Although we don't believe in timing the market or panicking over market movements, we do like to keep an eye on big changes -- just in case they're material to our investing thesis.
What: Shares of Universal Display (NASDAQ: OLED ) dropped by more than 10% during intraday trading Thursday after noted short-seller Manuel Asensio took to Seeking Alpha to voice negative concerns about the organic LED specialist regarding a recent filing at the European Patent Office.
So what: Specifically, Asensio claimed the filing "shows that the most important claims of Universal Display Corporations 'key PHOLED technology patents' should be entirely revoked," something he goes on to say "could happen quickly and with finality" following an EPO Board of Appeal hearing in November.
To be sure, a development of this magnitude could be devastating for Universal Display's ability to collect licensing payments from key customers including Samsung Display.
Now what: I won't argue that investors should tread carefully with companies like UDC, which rely on heavily on intellectual property to sustain their business, but it's worth noting that Seeking Alpha's disclosure policy shows Asensio currently holds a short position in Universal Display.
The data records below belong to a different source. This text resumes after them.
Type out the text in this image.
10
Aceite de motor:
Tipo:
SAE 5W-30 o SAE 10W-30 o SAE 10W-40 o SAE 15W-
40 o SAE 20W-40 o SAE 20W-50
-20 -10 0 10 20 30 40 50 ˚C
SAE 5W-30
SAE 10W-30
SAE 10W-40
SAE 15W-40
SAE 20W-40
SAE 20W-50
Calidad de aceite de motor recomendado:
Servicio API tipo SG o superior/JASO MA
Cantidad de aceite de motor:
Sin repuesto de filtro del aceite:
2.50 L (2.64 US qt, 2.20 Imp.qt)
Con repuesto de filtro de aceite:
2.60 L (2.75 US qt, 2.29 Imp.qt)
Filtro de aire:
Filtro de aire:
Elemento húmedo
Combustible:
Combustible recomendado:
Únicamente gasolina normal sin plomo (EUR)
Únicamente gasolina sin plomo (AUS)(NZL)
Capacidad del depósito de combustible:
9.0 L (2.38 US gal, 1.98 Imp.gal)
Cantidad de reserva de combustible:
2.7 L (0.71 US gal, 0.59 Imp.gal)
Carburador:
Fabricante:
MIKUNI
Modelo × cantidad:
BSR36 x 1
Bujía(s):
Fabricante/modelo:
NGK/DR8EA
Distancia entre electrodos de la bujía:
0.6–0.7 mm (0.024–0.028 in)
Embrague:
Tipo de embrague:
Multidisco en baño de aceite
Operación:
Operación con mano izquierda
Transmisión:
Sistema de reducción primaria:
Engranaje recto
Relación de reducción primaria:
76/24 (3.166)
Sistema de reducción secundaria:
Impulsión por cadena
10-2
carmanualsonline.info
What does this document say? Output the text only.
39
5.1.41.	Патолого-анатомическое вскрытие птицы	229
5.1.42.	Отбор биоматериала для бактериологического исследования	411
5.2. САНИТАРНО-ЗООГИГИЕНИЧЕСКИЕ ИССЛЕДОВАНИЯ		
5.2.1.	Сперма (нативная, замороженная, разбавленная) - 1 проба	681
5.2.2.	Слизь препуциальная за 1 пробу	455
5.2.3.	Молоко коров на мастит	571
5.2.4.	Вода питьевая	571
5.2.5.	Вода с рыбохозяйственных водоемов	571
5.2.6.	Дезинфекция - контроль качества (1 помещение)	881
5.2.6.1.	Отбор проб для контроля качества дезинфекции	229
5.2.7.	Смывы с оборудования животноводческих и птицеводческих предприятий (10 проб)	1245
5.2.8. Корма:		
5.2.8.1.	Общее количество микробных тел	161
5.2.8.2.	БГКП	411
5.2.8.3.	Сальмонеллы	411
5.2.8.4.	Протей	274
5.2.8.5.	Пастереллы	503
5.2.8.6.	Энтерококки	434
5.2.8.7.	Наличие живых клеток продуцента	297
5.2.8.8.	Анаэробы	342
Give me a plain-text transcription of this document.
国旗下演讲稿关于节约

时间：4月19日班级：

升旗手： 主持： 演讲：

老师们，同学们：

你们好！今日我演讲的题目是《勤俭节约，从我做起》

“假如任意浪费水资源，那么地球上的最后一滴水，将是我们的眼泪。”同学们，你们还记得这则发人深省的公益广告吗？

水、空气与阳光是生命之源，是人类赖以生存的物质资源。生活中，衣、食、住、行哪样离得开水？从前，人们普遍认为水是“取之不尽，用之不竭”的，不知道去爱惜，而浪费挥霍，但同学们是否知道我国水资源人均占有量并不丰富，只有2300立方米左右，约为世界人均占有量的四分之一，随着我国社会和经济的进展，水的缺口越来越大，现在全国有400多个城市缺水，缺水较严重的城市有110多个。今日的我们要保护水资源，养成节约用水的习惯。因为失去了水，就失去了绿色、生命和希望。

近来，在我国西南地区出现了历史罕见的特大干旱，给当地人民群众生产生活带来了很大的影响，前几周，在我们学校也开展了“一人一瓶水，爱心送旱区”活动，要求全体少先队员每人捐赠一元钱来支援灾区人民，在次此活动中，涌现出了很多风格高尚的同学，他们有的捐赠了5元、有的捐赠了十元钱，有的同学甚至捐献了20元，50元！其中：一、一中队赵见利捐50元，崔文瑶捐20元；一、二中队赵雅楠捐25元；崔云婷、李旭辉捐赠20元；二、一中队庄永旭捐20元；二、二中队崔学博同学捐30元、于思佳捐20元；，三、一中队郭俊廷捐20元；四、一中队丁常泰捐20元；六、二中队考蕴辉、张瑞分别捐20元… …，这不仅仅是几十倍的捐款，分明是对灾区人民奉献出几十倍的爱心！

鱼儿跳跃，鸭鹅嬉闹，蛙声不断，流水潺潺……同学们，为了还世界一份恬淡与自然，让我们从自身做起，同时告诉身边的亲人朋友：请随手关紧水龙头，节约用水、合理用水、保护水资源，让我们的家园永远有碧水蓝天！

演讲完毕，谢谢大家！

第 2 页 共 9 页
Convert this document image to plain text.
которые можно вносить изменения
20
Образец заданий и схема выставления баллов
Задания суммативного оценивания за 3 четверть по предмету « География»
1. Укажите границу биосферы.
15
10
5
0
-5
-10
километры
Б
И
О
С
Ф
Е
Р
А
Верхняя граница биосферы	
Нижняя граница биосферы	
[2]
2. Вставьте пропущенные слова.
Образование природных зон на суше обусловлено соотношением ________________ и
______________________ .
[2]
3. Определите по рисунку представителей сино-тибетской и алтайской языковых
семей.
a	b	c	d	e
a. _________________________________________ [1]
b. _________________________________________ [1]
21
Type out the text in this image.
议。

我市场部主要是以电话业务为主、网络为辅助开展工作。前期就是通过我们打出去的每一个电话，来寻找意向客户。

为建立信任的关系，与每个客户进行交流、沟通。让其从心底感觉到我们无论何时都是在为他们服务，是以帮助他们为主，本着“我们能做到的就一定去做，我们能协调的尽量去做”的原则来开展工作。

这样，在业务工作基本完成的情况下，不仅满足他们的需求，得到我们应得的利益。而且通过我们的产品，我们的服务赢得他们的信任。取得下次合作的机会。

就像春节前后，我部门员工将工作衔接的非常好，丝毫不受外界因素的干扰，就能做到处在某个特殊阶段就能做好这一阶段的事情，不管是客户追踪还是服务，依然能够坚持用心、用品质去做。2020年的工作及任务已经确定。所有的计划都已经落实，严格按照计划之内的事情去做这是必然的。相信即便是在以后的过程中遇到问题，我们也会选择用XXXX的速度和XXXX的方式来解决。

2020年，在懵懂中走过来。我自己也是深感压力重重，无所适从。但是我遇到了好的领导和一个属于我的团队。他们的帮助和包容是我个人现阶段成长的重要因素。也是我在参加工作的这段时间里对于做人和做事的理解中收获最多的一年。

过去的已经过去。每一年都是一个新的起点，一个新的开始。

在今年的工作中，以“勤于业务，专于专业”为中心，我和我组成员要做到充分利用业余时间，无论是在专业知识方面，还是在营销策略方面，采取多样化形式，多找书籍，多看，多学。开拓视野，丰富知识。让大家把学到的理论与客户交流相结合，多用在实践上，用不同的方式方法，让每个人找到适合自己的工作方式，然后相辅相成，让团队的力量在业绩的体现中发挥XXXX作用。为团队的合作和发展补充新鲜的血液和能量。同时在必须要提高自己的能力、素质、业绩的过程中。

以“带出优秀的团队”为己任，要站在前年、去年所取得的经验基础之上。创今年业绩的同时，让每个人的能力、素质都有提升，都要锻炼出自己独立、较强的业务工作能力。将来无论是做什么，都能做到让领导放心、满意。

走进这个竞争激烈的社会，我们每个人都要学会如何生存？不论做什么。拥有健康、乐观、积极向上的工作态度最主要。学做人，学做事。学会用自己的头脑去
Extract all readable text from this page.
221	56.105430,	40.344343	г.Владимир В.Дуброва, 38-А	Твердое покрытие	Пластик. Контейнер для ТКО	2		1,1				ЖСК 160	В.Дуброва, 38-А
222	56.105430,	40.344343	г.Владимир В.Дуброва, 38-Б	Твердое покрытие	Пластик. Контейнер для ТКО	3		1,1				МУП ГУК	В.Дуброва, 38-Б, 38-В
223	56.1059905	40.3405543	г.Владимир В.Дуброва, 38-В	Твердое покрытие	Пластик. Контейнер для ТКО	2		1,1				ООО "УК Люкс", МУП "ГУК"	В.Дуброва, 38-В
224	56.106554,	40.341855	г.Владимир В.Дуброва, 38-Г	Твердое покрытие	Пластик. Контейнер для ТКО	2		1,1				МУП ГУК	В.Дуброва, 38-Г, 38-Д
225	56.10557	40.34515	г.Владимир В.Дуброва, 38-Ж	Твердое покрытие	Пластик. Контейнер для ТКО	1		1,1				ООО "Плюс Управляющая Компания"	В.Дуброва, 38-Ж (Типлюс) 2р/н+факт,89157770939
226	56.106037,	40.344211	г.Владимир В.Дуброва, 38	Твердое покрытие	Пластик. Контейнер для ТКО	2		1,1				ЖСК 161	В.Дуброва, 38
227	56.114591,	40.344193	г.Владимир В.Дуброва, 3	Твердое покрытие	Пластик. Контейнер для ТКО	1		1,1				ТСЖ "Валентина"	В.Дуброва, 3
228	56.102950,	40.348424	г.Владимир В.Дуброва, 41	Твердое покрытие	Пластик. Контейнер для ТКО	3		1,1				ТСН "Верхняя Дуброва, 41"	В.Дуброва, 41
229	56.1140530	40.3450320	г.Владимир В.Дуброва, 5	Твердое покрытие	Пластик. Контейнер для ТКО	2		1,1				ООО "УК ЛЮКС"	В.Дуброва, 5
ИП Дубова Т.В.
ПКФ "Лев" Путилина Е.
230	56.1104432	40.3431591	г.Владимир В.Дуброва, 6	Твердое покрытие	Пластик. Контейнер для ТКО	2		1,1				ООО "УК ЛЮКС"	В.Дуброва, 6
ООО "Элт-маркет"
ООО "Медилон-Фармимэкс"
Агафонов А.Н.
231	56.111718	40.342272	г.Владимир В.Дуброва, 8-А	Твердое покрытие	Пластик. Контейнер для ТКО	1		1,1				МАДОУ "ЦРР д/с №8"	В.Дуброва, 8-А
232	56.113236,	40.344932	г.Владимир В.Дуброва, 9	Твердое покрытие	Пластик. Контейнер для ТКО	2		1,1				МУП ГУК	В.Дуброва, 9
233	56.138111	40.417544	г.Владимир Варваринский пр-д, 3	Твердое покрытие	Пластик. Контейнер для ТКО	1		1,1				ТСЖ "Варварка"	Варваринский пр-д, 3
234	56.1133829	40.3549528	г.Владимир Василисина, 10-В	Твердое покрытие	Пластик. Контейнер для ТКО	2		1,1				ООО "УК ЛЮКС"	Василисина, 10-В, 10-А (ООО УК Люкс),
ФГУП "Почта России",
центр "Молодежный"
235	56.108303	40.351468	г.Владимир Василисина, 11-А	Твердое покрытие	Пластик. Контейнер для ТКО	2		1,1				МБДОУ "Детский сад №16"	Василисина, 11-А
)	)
What's more, this certainly isn't the first time Asensio has placed Universal Display in his sights.
For example, way back in November, 2011, a group co-founded by Asensio made similar claims regarding the viability of Universal Display's patents, saying at the time that the European Patent Office had effectively "invalidated and revoked the majority of UDC's PHOLED patent claims."
Mere days later, in the company's quarterly earnings call, Universal Display management contested those claims, saying the EPO had actually maintained their fundamental patents in question, and that they were "extremely pleased" with the result.
This time around, while UDC management hasn't responded just yet, Oppenheimer analyst Andrew Uekwitz already chimed in to defend them, saying Asensio's latest article "contains nothing new or valuable" that wasn't already disclosed in its most recent quarterly report, and recommending investors buy shares on today's weakness.